Exactly 40 years after his tragic death in a car accident, an original icon of European basketball is being remembered this week by friends and former competitors alike in Belgrade, the city where he triumphed as one of the sport's greatest scorers ever. Known in his native Serbia as "the first legend", Radivoj Korac was chosen in 2008 to be among the top 50 contributors to the first half-century of European club basketball. On Tuesday, his friends met at the head of Knez Mihailova, the main pedestrian street in central Belgrade, at a spot known to them back in the 1960s as Korac Corner. Whenever he had free time from training or studies, Korac met at the same spot with friends for conversation or a short walk to Kalemegdan Park, the birthplace of Serbian basketball, where storied clubs Partizan and Red Star still maintain open-air courts as part of their youth programs.
Korac, however, was from a different, more modest local club, OKK Belgrade, which nonetheless became champion of the mighty former Yugoslav League four times and of the Yugoslav Cup twice thanks, in large part, to his incredible scoring capacity. Korac was the league's top scorer an incredible seven times. He also set the record for single-game scoring in Euroleague history - with 99 points in January of 1965 against Alvik of Sweden.
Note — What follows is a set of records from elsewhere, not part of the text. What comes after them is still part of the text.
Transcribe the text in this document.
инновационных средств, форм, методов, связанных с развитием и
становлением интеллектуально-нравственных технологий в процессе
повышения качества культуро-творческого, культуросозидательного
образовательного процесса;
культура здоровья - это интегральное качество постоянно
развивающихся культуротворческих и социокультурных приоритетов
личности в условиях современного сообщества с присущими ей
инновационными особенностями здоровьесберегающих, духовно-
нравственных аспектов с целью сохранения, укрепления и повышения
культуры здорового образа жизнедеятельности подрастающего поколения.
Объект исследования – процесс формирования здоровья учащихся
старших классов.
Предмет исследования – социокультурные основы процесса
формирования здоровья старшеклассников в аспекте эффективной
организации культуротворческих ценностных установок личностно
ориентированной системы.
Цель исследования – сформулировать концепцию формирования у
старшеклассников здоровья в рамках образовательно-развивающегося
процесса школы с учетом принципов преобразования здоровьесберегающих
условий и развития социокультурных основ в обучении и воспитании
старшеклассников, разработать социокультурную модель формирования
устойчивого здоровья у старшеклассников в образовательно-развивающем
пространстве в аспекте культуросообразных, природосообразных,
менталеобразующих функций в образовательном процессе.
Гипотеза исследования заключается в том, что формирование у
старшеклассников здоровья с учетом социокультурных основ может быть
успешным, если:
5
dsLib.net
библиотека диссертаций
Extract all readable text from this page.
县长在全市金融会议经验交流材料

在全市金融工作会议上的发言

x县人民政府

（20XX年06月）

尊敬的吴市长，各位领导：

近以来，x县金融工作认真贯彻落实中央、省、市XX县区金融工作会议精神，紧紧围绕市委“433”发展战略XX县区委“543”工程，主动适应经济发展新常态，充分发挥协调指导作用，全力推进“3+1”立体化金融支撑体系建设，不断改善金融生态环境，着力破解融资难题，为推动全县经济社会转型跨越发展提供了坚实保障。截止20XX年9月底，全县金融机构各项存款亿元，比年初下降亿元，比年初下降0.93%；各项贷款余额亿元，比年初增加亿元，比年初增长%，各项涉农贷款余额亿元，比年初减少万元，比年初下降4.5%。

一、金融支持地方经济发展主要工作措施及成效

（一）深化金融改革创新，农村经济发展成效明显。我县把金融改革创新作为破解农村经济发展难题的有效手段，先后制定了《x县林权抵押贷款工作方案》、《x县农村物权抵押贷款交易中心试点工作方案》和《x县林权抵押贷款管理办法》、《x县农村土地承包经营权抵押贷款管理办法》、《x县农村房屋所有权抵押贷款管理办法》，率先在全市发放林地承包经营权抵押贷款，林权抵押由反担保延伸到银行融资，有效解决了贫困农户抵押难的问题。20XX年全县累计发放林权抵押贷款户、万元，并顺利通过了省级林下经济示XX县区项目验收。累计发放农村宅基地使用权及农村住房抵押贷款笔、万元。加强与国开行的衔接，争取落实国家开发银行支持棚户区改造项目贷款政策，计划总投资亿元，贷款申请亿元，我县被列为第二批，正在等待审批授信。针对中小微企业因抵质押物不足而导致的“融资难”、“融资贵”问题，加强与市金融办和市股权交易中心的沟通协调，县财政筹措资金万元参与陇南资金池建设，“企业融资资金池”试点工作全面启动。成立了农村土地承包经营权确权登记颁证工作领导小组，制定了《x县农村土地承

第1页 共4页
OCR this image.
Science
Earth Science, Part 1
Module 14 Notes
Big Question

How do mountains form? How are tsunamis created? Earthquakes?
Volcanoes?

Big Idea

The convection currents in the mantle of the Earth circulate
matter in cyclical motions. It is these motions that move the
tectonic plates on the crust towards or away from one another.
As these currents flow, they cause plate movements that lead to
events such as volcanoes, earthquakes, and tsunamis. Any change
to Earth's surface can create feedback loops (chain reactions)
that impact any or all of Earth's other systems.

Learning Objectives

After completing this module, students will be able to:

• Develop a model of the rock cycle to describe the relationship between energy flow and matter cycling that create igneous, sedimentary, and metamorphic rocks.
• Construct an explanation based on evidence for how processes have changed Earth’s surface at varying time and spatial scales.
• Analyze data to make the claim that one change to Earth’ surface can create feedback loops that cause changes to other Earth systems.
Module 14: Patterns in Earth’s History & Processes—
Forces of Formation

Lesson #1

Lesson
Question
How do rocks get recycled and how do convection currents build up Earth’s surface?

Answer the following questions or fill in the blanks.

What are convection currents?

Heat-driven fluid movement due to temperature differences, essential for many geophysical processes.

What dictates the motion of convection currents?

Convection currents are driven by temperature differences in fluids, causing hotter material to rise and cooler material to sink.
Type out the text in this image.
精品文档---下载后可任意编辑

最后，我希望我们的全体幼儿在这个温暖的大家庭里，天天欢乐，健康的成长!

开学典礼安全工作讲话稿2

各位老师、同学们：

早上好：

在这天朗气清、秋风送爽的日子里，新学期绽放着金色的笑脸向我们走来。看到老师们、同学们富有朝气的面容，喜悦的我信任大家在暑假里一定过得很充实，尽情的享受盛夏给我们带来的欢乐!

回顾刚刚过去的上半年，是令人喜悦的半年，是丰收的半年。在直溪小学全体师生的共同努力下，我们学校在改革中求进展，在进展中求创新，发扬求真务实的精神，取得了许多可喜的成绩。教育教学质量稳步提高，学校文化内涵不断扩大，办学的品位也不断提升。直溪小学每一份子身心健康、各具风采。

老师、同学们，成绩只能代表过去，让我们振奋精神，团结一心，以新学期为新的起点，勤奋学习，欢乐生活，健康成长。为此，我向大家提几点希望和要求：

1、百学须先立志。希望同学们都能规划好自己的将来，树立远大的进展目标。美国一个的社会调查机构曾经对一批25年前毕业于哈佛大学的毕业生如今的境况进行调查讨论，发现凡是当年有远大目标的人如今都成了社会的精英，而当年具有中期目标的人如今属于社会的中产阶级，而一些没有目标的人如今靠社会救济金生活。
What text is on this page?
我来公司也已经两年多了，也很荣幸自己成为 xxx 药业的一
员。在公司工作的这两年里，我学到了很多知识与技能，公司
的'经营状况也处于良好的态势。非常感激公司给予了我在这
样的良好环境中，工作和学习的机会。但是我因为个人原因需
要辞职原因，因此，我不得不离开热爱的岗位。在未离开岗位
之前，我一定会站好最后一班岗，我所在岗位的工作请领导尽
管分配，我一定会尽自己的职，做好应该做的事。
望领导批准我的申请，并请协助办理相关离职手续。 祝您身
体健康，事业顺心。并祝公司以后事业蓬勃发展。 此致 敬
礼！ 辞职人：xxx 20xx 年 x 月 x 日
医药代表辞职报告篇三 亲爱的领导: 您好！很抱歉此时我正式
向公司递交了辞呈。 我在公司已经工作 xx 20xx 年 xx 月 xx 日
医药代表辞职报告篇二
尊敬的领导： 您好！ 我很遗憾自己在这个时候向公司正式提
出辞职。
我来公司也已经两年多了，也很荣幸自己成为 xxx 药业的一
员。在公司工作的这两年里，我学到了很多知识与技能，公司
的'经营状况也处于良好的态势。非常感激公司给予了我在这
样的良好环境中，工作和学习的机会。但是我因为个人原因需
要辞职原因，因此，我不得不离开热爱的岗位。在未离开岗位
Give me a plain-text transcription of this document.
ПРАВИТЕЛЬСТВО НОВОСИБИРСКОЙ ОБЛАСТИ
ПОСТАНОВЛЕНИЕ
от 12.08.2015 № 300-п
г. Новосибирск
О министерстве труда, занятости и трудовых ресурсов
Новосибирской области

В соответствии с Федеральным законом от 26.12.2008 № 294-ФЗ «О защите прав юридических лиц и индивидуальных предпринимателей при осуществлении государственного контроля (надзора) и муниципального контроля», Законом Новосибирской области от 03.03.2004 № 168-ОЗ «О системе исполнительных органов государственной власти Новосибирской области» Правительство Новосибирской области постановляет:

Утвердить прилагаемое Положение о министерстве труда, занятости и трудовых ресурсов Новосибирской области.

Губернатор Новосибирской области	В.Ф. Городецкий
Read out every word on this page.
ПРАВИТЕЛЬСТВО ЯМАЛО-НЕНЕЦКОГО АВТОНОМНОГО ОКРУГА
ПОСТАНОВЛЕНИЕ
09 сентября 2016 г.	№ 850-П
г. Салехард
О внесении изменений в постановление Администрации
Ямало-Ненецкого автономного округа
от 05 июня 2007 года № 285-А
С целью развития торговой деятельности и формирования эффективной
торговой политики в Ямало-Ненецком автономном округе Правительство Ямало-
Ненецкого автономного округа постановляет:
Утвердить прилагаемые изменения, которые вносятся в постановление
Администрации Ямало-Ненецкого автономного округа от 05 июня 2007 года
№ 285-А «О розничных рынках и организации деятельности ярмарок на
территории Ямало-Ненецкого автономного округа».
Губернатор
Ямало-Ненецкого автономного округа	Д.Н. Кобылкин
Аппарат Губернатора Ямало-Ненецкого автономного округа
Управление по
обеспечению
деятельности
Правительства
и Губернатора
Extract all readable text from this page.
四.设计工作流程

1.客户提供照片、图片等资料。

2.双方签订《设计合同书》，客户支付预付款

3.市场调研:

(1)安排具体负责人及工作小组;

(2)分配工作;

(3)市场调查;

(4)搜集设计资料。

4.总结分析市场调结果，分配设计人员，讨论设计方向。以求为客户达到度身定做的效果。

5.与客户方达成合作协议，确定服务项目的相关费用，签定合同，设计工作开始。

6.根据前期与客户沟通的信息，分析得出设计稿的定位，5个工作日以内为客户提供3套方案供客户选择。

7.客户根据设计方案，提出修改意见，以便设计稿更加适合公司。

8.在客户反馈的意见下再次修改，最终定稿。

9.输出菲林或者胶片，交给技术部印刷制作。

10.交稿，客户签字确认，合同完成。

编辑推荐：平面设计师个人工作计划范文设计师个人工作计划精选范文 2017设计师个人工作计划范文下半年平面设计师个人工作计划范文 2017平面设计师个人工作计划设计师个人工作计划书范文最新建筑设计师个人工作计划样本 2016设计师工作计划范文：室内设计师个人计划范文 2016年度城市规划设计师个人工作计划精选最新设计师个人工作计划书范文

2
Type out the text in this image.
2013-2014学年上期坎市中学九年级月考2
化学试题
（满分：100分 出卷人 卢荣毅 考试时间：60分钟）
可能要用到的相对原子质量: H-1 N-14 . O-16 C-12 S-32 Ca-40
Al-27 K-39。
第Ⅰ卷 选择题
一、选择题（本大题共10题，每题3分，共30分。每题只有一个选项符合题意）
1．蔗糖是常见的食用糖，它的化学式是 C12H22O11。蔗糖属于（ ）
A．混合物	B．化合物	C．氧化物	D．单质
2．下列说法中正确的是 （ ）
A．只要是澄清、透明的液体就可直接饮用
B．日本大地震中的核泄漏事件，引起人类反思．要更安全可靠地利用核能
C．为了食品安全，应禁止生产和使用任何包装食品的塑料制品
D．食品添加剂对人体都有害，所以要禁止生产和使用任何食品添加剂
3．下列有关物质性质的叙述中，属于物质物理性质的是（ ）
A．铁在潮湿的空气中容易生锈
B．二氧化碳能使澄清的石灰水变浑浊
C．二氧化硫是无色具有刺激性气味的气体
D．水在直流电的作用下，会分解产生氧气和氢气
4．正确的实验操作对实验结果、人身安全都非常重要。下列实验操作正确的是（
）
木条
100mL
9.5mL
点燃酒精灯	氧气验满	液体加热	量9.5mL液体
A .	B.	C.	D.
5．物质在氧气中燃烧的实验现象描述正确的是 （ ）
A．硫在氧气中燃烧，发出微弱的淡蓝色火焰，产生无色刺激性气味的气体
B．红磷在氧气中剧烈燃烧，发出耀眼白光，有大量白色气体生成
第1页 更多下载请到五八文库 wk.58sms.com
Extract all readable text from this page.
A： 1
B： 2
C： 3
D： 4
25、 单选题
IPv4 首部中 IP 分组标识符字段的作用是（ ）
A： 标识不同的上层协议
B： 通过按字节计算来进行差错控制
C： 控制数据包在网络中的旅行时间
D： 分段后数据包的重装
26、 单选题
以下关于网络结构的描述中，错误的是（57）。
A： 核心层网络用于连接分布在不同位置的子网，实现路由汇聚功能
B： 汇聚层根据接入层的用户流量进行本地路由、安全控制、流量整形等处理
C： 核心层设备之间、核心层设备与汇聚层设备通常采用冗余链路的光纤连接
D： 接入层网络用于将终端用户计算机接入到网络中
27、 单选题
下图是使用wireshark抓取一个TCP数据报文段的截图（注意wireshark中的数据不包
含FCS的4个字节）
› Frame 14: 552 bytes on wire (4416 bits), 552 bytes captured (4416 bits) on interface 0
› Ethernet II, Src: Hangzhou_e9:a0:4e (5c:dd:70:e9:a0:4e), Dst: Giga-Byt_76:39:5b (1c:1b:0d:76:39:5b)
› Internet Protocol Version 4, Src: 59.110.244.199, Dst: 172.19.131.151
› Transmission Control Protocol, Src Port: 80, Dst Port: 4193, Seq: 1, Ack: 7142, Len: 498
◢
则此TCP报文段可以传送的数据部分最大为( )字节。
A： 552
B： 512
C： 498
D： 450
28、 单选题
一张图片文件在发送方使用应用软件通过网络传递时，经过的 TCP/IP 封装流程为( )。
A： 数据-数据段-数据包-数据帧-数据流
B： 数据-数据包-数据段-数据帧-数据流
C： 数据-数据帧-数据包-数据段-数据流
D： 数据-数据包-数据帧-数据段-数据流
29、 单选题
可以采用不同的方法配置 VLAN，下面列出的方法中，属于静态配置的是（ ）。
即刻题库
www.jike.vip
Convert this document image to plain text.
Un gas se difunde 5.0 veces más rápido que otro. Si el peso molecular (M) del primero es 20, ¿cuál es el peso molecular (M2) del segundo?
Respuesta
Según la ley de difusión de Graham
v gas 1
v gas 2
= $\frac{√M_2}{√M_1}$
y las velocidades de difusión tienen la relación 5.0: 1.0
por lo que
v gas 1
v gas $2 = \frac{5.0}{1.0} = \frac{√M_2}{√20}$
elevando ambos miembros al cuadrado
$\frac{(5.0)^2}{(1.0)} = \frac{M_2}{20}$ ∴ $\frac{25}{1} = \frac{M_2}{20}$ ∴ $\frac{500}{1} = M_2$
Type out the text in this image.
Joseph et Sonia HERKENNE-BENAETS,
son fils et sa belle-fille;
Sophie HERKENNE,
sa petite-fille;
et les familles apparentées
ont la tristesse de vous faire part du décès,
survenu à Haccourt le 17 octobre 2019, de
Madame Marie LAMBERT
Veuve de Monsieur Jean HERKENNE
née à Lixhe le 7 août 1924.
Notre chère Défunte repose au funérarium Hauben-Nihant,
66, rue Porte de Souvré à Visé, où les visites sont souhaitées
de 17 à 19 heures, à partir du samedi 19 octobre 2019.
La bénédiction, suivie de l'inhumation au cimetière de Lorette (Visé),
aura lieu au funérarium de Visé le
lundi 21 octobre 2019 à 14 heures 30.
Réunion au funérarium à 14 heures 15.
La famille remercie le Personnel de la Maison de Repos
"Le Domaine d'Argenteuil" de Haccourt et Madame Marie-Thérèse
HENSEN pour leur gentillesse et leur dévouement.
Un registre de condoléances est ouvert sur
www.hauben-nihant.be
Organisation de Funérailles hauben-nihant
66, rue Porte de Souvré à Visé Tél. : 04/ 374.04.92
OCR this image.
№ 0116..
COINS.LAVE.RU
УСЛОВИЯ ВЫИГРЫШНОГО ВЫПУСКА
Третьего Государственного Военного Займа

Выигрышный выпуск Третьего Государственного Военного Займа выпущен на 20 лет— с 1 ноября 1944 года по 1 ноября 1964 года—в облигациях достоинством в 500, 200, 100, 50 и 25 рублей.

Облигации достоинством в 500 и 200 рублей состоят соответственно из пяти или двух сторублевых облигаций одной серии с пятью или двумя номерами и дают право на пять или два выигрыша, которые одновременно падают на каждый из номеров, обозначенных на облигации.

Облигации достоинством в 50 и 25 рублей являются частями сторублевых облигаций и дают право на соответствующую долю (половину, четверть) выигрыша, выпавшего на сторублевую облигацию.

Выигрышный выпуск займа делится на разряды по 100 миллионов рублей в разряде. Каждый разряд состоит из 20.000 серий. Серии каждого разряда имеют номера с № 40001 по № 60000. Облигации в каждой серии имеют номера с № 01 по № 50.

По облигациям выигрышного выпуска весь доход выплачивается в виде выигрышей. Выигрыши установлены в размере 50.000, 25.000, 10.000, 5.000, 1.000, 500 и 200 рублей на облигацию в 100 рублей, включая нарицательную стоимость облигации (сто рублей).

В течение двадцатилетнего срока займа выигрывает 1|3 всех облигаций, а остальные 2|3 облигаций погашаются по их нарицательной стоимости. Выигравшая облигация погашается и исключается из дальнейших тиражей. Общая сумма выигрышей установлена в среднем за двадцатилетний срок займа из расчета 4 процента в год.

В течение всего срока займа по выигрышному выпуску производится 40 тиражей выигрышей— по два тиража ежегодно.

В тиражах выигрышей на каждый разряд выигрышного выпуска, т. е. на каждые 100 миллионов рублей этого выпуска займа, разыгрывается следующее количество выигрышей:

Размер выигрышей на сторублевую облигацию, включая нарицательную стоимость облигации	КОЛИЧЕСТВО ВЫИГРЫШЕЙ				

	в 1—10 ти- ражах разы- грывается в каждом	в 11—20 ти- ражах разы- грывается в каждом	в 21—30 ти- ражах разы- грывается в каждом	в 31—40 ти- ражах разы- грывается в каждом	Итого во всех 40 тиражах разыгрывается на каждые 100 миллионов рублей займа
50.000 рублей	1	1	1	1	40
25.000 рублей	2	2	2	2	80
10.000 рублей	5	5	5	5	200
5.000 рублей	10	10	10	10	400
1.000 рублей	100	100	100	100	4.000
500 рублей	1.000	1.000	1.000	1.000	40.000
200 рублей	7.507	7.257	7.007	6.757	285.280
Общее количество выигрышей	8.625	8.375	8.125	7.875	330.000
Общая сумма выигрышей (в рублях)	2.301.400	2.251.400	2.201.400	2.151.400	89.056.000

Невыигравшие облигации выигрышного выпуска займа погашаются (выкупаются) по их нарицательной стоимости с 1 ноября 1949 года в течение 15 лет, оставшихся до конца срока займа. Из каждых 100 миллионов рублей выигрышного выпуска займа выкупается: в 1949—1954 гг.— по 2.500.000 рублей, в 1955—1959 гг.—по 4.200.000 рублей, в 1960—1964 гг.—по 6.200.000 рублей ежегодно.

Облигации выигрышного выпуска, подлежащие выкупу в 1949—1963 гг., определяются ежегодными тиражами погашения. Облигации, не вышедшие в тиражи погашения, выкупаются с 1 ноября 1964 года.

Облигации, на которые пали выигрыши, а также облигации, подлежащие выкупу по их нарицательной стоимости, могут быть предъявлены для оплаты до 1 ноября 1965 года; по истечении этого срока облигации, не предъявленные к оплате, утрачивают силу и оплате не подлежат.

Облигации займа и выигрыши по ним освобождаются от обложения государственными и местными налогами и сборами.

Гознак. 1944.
As an international player for Yugoslavia, Korac won five silver medals - at the 1968 Olympics in Mexico City, at the World Championships in 1963 and 1967, and at the European Championships in 1961 and 1965 - as well as a bronze in the 1963 European tournament. In the European Championships, he was top scorer three times and finished a 157-game international career having averaged 20.8 points per game for Yugoslavia. The last two seasons of his career were played outside of Yugoslavia, with Standard of Belgium and Padova of Italy. Then, at just 31 years old, the height of his career, Korac was killed in a car accident on June 2, 1969 while returning to Belgrade from a goodwill game of the Yugoslav national team against Bosnia-Herzegovina in Sarajevo.
The anniversary of his death brought together this week in Belgrade people from throughout the basketball world of the former Yugoslavia - a who's who of legends who were friends, teammates, coaches and opponents of Korac on the great teams of then and now: Olimpija, Zadar, Lokomotiva (now Cibona), Jugoplastika, Partizan, Red Star, Radnicki and more. From Olimpija came Ivo Daneu, with whom Korac formed one of the greatest tandems ever on the national team. From Zadar came Giuseppe "Pino" Giergia, from Split a trio - Petar Skansi, Rato Tvrdic and Damir Solman - and from Zagreb, Nikola Plecas. Among Korac's teammates from OKK were Miodrag Gordic, Zoran Maroevic,Blaz Kotarac, Nemanja Djuric, Zarko Knezevic, Vlade Djurovic, Momcilo Pazman and Milorad Erkic. His former local rivals from Belgrade included Radovan Radovic of Partizan, Vladimir Cvetkovic and Dragan Kapicic, current Serbian Federation president, from Red Star, and Dragoslav Raznatovic from Radnicki. Current local stars Milenko Tepic and Novica Velickovic, this year's Euroleague Rising Star Trophy winner, also attended the commemorative ceremonies. Last but not least were Korac's former coaches Ranko Zeravica and Borislav Stankovic, the future long-time secretary general of FIBA, who trained him at OKK Belgrade.
A series of events held in Belgrade this week to remember Korac included a reception at the Serbian Basketball Federation in which Vlade Divac and Zarko Paspalj, president and vice-president, respectively, of the Serbian Olympic Committee, offered their comments on the Korac legend. A memorial game was held at Kalemegdan Park between his old club, OKK Belgrade, and another small local club named after him, KK Radivoj Korac. There was also a wreath-laying ceremony at the Korac gravesite, a junior streetball tournament and a three-point shooting contest as well as a veterans game and reception.
All were in honor of a lost legend who, 40 years after his untimely passing, once again united a rich assortment of friends and basketball greats: Radivoj Korac, 1938-1969, rest in peace.